What are you telling me ?
I am not the person you think I am, this kind of monster !
Comme leurs auteurs, les personnages des frères Coen vont par deux, délaissant le couple bon-mauvais pour travailler le cœur paradoxal de « l’inquiétante familiarité »[1]. La série Fargo[2], plus encore que le film propose il me semble, une thèse selon laquelle l’intime existe, qu’il n’y a pas de transparence. Mais c’est l’intime comme hanté d’un crime caché, qui fera de la petite ville de Beimidji dans le Minnesota, le lieu d’une variation sur les dix plaies d’Egypte. Sur sa formulation de cet intime « heimlich », contrarié par le « un » de la censure, Freud avance ceci : « notre découverte [qui] voit l’origine de unheimlich dans le familier refoulé »[3].
Lester Nygaard c’est le loser local, il habite le quotidien, le bonheur domestique. Lors d’une scène de ménage, il dit vouloir « s’affirmer en tant qu’homme » en réparant la machine à laver. Sa femme se moque ouvertement de lui, à cet instant, Lester la tue, il ne la rate pas. Passé ce surgissement, il s’emploiera à incarner la pire face du rêve américain. Rien ne l’arrêtera plus sur le chemin de la réussite et de la dissimulation. Chaque crime, chaque mensonge en appelle un autre et vise son plus prochain : voisin, frère, maîtresse. Alors qu’il s’enivre de sa nouvelle puissance, cette gagne le pourrit de l’intérieur.
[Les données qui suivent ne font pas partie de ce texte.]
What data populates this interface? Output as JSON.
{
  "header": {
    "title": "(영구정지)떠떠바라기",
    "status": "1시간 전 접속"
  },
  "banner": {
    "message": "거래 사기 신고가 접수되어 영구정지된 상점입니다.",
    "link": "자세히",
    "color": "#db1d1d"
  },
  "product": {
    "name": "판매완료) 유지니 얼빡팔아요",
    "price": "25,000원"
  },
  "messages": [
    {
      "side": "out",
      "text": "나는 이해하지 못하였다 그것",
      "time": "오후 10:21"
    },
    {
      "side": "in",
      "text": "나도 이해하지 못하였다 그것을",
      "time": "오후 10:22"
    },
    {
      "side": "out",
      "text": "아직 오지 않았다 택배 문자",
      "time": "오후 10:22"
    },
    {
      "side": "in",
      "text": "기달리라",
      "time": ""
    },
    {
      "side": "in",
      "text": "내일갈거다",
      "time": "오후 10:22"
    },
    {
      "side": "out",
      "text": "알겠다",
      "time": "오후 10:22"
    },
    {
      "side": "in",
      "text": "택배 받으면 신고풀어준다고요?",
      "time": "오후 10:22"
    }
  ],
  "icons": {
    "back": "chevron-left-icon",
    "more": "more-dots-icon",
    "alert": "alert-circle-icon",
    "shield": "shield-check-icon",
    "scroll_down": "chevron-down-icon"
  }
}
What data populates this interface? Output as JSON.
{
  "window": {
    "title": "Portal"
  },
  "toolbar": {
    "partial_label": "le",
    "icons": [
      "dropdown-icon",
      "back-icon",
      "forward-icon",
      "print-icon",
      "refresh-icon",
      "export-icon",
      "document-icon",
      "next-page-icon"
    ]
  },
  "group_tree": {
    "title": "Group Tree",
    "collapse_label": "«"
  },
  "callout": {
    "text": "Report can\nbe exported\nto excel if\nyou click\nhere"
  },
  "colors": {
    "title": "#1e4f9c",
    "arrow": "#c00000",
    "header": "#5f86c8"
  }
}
Pour preuve un corps étranger, une balle perdue progresse en lui et infecte peu à peu sa main. Cet hôte hostile, qu’il peine à reconnaître, c’est l’objet qui le relie à Malvo, logé là dans son corps.
Lorne Malvo c’est le prédateur insituable, l’éternel étranger. Un tantinet dandy, il aime son prochain comme lui-même et profère à qui veut l’entendre sa mission, son entreprise de rectification ; il tue à ce titre ou pour l’argent. Dans un style biblique, Malvo distille ses sentences, incarnant tout ce que Lester a su et voulu oublier, sa Gewissen, au plus intime. C’est à partir de là que Malvo le juge, avec cette clarté, cette certitude du surmoi. Il tourne autour de Lester, apparaît soudain, comme sorti de nulle part, présence hors champ, « centre […] exclu »[4], le hante littéralement.
Au fil des épisodes la série des crimes se déroule chez Lester : dans son sous-sol, puis au salon, jusque dans sa chambre. Ensuite nous voici déplacés vers l’espace clos d’un ascenseur, enfin dans son bureau. Il y a un dispositif, une structure à ces actes, ils se déroulent à huis clos, dans un espace familier où Malvo, sous les yeux de Lester, vient chaque fois précipiter ses pensées en un crime. Comme la balle logée dans son corps, Malvo apparaît à Lester, tel un reste. Notons au passage que les deux seuls crimes hors espace privé sont invisibles. C’est d’abord celui que commet Malvo à l’encontre de mafieux, dans leur immeuble. Malvo se déplace dans l’espace et les supprime un à un devant nous, spectateurs rivés à l’écran et virés de la scène : nous n’en percevons que les sons, tirs, cris, portes qui claquent, paroles affolées. Le spectateur regarde la scène se dérouler derrière un mur plein écran, voilant l’action. Ensuite, dans l’unique crime en extérieur de la saison, la scène est recouverte par une tempête de neige, on ne distingue plus les personnages. L’extérieur, figuré ici comme ce qu’on ne peut pas voir, comme le plus intime ?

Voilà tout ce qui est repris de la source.